Let’s consider a unilateral lesion in the left side of the posterior column at the L4 vertebral level. Can you work out what the sensory deficit would be if a sclerotic lesion was to occur here? Which one would be affected, the ipsilateral or the contralateral side of the body?
To work this out, let’s first think about the root of the first order neuron. It travels on the same side of the spinal cord as the source of the sensation the whole way to the brainstem. So, then we can conclusively say that a lesion at the level of L4 would cause a loss of perception on the ipsilateral or same side because sensation wouldn’t be transmitted due to the lesion. The areas of sensory deficit would be localized to some or all of the L4 to S5 dermatomes, just in case you’re curious.
A sclerotic lesion can affect any white matter of the central nervous system, be it in the brain or the spinal cord. So, what about a lesion in the internal capsule? What side of the body is going to be affected now? If you guessed the contralateral side, you would be correct. The pathway has decussated by the time it reaches the internal capsule and, therefore, a lesion on the left side of the brain would be affecting the sensation from the right side of the body.
That wraps up our tutorial. But just to make sure we got all of our heads around the extent of this pathway, let’s run it through again.
So, we started off in the peripheral nervous system with the sensory receptors of the skin, muscles, and tendons that are recording vibration, proprioception, fine touch, and pressure. An action potential is initiated here in response to stimuli, travels along the first order neuron and enters the spinal cord via the posterior root of the gray matter. This same neuron enters the dorsal column of the white matter and ascends the spinal cord in either the fasciculus gracilis if it is coming from the lower limb or the fasciculus cuneatus if it is coming from the upper limb or trunk.

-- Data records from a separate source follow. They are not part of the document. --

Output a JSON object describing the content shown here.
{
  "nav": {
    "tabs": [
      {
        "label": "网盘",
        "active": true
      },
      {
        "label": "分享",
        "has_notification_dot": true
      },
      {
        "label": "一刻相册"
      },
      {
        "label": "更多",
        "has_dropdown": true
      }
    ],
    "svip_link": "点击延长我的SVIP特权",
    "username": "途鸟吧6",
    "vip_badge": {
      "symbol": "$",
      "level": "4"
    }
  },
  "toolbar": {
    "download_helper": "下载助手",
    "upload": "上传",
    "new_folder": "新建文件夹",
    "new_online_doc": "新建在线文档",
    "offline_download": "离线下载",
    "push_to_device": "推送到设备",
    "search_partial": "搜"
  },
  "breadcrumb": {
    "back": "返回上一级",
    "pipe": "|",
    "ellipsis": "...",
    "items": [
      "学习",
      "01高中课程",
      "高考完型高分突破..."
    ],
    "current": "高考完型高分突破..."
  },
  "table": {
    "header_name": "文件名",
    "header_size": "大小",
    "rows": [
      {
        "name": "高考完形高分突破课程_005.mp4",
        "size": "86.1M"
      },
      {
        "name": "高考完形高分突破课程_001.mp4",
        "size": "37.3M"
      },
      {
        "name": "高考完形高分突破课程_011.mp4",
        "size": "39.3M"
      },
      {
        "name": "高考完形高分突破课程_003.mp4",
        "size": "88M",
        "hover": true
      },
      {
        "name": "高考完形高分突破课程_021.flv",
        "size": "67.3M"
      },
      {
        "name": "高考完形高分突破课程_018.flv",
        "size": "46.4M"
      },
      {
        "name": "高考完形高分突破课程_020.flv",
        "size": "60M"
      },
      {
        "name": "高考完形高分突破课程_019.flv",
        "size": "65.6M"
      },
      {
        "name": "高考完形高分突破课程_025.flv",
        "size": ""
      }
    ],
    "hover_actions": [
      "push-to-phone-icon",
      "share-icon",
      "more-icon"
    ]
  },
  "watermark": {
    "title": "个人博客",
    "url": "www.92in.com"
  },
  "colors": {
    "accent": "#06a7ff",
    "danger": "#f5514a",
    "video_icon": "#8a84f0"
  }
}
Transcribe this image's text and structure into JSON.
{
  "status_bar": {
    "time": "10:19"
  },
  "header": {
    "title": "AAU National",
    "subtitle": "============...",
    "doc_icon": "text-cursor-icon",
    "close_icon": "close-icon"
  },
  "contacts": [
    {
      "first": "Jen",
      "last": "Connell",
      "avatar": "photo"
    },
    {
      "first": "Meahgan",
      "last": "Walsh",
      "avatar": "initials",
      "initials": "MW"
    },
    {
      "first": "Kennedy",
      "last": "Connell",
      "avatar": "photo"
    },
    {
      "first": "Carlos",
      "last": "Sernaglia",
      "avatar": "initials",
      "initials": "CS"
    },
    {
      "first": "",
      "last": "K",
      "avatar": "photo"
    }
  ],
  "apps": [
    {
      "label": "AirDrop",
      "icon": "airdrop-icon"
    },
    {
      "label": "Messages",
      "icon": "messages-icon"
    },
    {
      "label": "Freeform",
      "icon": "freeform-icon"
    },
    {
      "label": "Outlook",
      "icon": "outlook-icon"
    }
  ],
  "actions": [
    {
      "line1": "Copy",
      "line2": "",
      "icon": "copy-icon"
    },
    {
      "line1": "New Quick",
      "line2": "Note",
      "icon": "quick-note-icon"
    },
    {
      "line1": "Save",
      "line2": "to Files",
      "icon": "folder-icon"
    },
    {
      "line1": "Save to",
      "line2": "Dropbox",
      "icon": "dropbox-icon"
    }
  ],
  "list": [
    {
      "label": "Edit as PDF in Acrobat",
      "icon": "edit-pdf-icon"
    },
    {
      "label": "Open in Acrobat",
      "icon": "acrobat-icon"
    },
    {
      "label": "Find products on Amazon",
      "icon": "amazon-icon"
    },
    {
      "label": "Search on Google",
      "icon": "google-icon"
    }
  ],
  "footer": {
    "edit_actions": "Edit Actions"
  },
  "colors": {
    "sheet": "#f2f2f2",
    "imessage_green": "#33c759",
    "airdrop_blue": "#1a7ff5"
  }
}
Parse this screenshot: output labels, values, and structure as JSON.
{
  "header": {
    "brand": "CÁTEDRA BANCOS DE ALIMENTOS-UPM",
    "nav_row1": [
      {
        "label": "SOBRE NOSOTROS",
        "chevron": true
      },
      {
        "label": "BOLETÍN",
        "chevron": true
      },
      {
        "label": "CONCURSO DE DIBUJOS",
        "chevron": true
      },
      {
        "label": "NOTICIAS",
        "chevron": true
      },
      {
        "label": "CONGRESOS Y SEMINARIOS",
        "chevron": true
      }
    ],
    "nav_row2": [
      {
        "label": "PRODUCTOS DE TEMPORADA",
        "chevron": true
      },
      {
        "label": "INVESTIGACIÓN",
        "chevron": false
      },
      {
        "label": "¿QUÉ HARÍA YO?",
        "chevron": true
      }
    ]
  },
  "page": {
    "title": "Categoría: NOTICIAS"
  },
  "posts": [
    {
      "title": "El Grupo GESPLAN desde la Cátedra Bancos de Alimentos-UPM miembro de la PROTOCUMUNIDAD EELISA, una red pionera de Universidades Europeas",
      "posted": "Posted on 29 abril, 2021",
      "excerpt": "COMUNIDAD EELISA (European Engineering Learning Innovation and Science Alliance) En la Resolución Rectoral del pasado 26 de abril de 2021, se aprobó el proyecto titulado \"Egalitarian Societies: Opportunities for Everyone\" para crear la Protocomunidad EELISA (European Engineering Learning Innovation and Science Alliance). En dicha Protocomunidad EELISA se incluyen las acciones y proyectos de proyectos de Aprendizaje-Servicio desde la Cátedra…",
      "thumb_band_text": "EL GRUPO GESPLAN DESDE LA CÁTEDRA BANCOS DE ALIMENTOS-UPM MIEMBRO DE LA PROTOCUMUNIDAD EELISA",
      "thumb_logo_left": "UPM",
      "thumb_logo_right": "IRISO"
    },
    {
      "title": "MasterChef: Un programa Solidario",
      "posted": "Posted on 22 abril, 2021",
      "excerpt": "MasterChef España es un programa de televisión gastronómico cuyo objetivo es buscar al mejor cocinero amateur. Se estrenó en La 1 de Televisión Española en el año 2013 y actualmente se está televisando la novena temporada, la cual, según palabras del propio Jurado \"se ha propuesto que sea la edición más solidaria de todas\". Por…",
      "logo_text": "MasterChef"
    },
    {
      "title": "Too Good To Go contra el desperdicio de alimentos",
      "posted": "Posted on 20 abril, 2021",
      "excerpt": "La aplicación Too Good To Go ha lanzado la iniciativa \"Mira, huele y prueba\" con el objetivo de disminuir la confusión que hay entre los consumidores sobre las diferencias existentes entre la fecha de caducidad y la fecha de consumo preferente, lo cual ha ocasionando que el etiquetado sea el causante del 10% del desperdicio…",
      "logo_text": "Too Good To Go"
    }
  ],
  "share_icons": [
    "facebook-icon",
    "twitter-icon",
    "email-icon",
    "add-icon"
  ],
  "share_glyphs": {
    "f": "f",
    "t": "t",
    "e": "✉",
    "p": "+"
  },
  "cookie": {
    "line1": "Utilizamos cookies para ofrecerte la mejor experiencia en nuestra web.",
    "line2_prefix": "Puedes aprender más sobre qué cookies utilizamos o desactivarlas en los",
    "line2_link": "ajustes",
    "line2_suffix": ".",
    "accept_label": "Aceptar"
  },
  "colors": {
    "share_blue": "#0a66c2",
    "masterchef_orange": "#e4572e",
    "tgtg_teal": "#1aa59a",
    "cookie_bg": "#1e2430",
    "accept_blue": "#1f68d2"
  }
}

The first order neuron ascends to the caudal brainstem where it synapses with the second order neuron in the gracile and cuneate nuclei of the medulla oblongata. The second order neuron starts in these nuclei and moves anteriorly through the medial oblongata as the internal arcuate fibers before decussating and entering the contralateral medial lemniscus. It ascends within the medial lemniscus to the ventral posterolateral nucleus of the thalamus where it synapses with the third order neuron.
This short third order neuron travels from the thalamus through the internal capsule into the corona radiata and on to the appropriate part of the somatosensory cortex. To finish up our tutorial, we had a look at how multiple sclerosis would affect the PCML at different levels along its pathway.